Developed in 1982 at the Urals Vector plant and manufactured at the subsidiary Formanta Radio Factory (had been produced till 1991) Polivoks went against each and every stream the bareknuckle socialist fate could wash it off with. The engineers lacked schematics catastrophically: the information they fished out was to be outlined and the projects – implemented. By people who actually had this information. The Soviet engineers had some fragments to think up this information themselves which was an unavoidable step. It also appeared to be that improvisation was something ridiculous when it came to mass production – another stab in the back. When you’re deployed there’s no retreat: with that knife in the back the project was launched. According to Kuzmin the restrictions imposed by the plan and facilities kept Soviet synth makers a mile behind their foreign counterparts, that’s why Vladimir “got what he got and [he’s] happy about it”.

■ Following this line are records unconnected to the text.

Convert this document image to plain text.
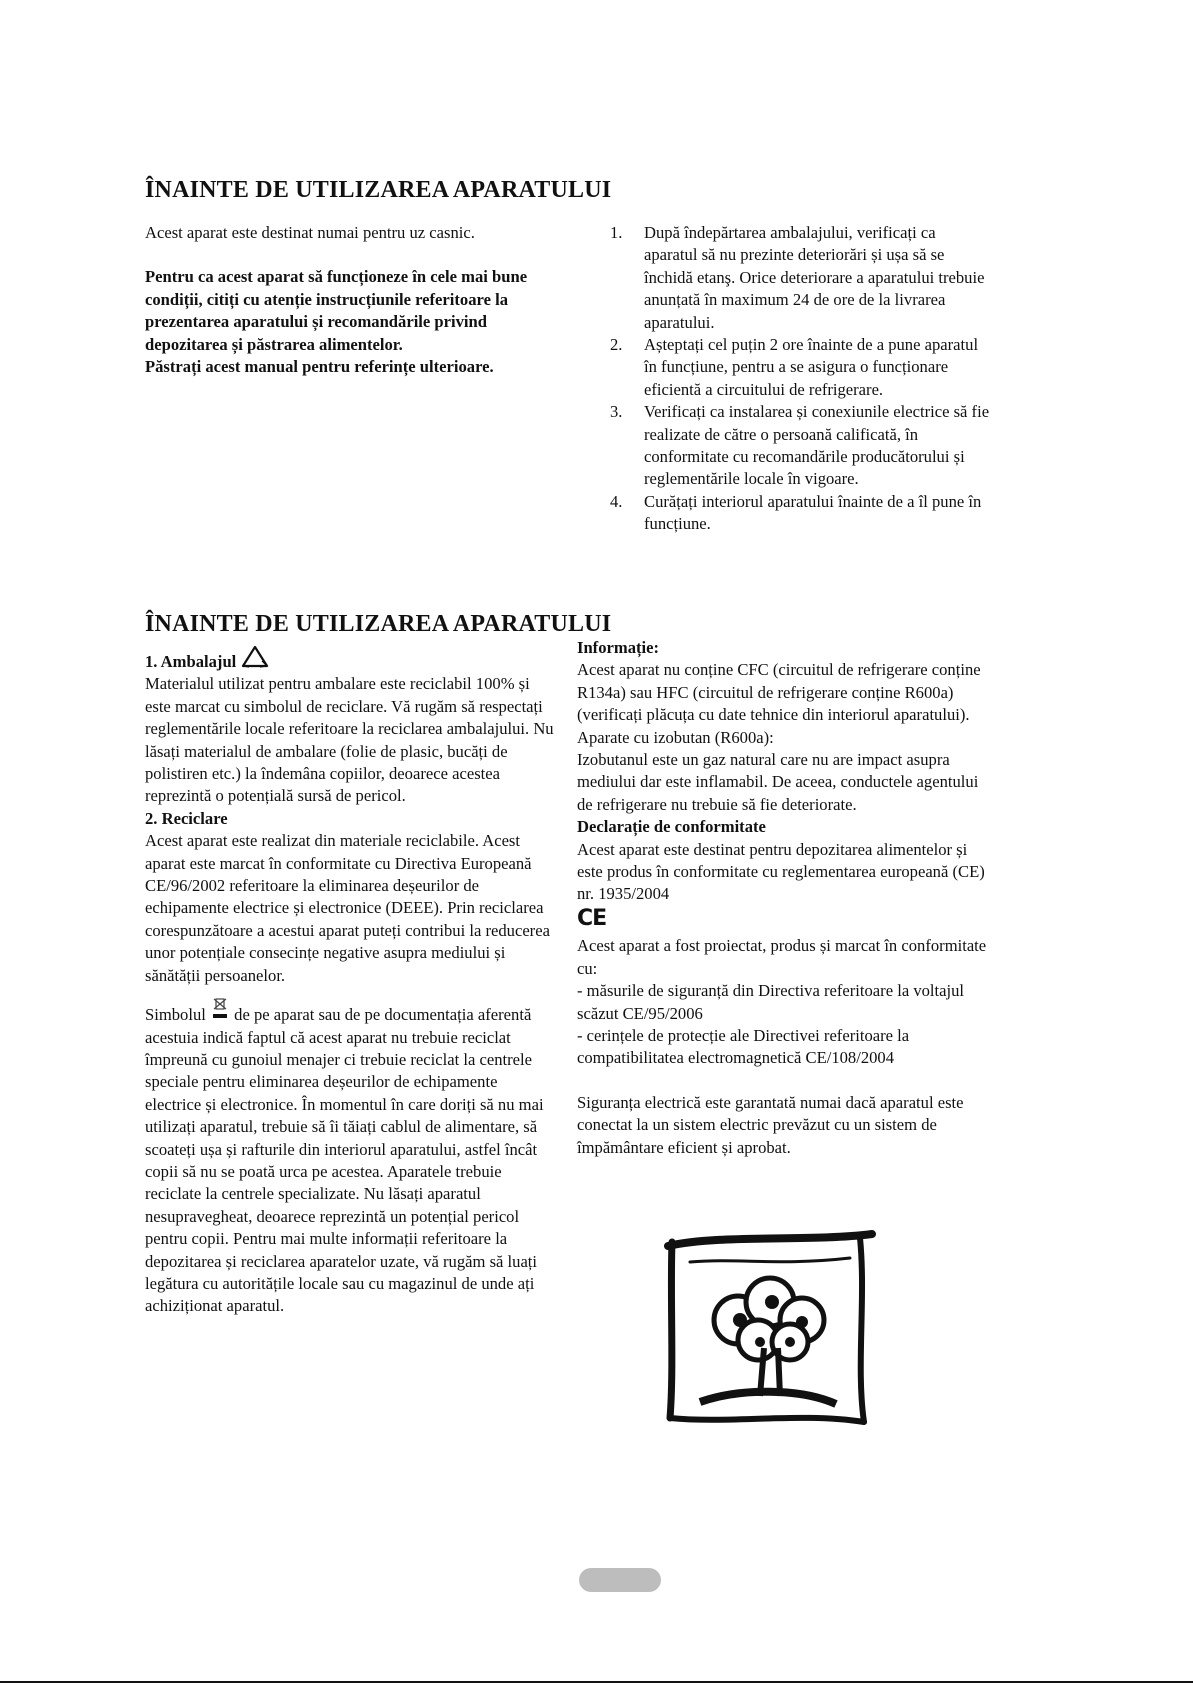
ÎNAINTE DE UTILIZAREA APARATULUI

Acest aparat este destinat numai pentru uz casnic.

Pentru ca acest aparat să funcționeze în cele mai bune condiții, citiți cu atenție instrucțiunile referitoare la prezentarea aparatului și recomandările privind depozitarea și păstrarea alimentelor.

Păstrați acest manual pentru referințe ulterioare.

1. După îndepărtarea ambalajului, verificați ca aparatul să nu prezinte deteriorări și ușa să se închidă etanş. Orice deteriorare a aparatului trebuie anunțată în maximum 24 de ore de la livrarea aparatului.
2. Așteptați cel puțin 2 ore înainte de a pune aparatul în funcțiune, pentru a se asigura o funcționare eficientă a circuitului de refrigerare.
3. Verificați ca instalarea și conexiunile electrice să fie realizate de către o persoană calificată, în conformitate cu recomandările producătorului și reglementările locale în vigoare.
4. Curățați interiorul aparatului înainte de a îl pune în funcțiune.
ÎNAINTE DE UTILIZAREA APARATULUI

1. Ambalajul

Materialul utilizat pentru ambalare este reciclabil 100% și este marcat cu simbolul de reciclare. Vă rugăm să respectați reglementările locale referitoare la reciclarea ambalajului. Nu lăsați materialul de ambalare (folie de plasic, bucăți de polistiren etc.) la îndemâna copiilor, deoarece acestea reprezintă o potențială sursă de pericol.

2. Reciclare

Acest aparat este realizat din materiale reciclabile. Acest aparat este marcat în conformitate cu Directiva Europeană CE/96/2002 referitoare la eliminarea deșeurilor de echipamente electrice și electronice (DEEE). Prin reciclarea corespunzătoare a acestui aparat puteți contribui la reducerea unor potențiale consecințe negative asupra mediului și sănătății persoanelor.

Simbolul de pe aparat sau de pe documentația aferentă acestuia indică faptul că acest aparat nu trebuie reciclat împreună cu gunoiul menajer ci trebuie reciclat la centrele speciale pentru eliminarea deșeurilor de echipamente electrice și electronice. În momentul în care doriți să nu mai utilizați aparatul, trebuie să îi tăiați cablul de alimentare, să scoateți ușa și rafturile din interiorul aparatului, astfel încât copii să nu se poată urca pe acestea. Aparatele trebuie reciclate la centrele specializate. Nu lăsați aparatul nesupravegheat, deoarece reprezintă un potențial pericol pentru copii. Pentru mai multe informații referitoare la depozitarea și reciclarea aparatelor uzate, vă rugăm să luați legătura cu autoritățile locale sau cu magazinul de unde ați achiziționat aparatul.

Informație:

Acest aparat nu conține CFC (circuitul de refrigerare conține R134a) sau HFC (circuitul de refrigerare conține R600a) (verificați plăcuța cu date tehnice din interiorul aparatului).

Aparate cu izobutan (R600a):

Izobutanul este un gaz natural care nu are impact asupra mediului dar este inflamabil. De aceea, conductele agentului de refrigerare nu trebuie să fie deteriorate.

Declarație de conformitate

Acest aparat este destinat pentru depozitarea alimentelor și este produs în conformitate cu reglementarea europeană (CE) nr. 1935/2004

CE

Acest aparat a fost proiectat, produs și marcat în conformitate cu:

- măsurile de siguranță din Directiva referitoare la voltajul scăzut CE/95/2006

- cerințele de protecție ale Directivei referitoare la compatibilitatea electromagnetică CE/108/2004

Siguranța electrică este garantată numai dacă aparatul este conectat la un sistem electric prevăzut cu un sistem de împământare eficient și aprobat.
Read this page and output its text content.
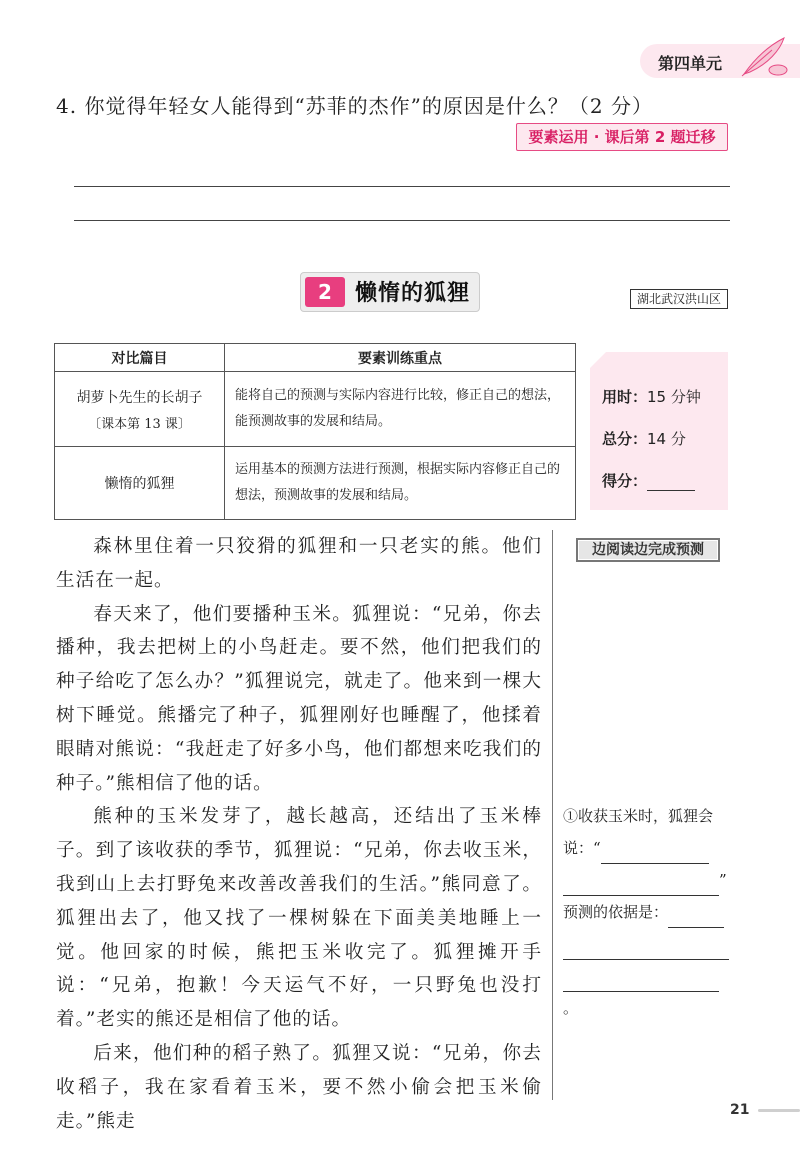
第四单元
4. 你觉得年轻女人能得到“苏菲的杰作”的原因是什么？（2 分）
要素运用 · 课后第 2 题迁移
2	懒惰的狐狸	湖北武汉洪山区
对比篇目	要素训练重点
胡萝卜先生的长胡子
〔课本第 13 课〕	能将自己的预测与实际内容进行比较，修正自己的想法，能预测故事的发展和结局。
懒惰的狐狸	运用基本的预测方法进行预测，根据实际内容修正自己的想法，预测故事的发展和结局。
用时：15 分钟
总分：14 分
得分：

森林里住着一只狡猾的狐狸和一只老实的熊。他们生活在一起。

春天来了，他们要播种玉米。狐狸说：“兄弟，你去播种，我去把树上的小鸟赶走。要不然，他们把我们的种子给吃了怎么办？”狐狸说完，就走了。他来到一棵大树下睡觉。熊播完了种子，狐狸刚好也睡醒了，他揉着眼睛对熊说：“我赶走了好多小鸟，他们都想来吃我们的种子。”熊相信了他的话。

熊种的玉米发芽了，越长越高，还结出了玉米棒子。到了该收获的季节，狐狸说：“兄弟，你去收玉米，我到山上去打野兔来改善改善我们的生活。”熊同意了。狐狸出去了，他又找了一棵树躲在下面美美地睡上一觉。他回家的时候，熊把玉米收完了。狐狸摊开手说：“兄弟，抱歉！今天运气不好，一只野兔也没打着。”老实的熊还是相信了他的话。

后来，他们种的稻子熟了。狐狸又说：“兄弟，你去收稻子，我在家看着玉米，要不然小偷会把玉米偷走。”熊走

边阅读边完成预测
①收获玉米时，狐狸会说：“
”
预测的依据是：
。
21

The Soviet military synthesizer has a modular structure since its blocks are based on independent circuit boards. It’s often compared to Minimoog although the voice of Polivoks is not as neat and orderly - it’s a bit wider, crankier, kind of eccentric, free, maybe, “Russian”. The filter, which is simple enough, and two cross modulated oscillators generate it this way. Franz Ferdinand and Rammstein used to like Polivoks a lot.
Polivoks is the only Soviet synthesizer which has a bigger price tag today than it had when the unit was released. The instruments in good condition can cost about $1000 which is a pretty sum for a monophonic analog synthesizer.
What else Formanta could offer? EMS-01, combining a polyphonic organ and monophonic synth (1985); Mini, an 8-voice keytar (1981); MS-10 (Studio M); P-432 and Rokton (Formanta UDS) – a drum synth or a socialist brother of TR-909 drum machine. According to some remarks, each Rokton unit sounds a bit different, and Formanta can pretend to be 909 if you set it right. But 909 can never act in Formanta's stead.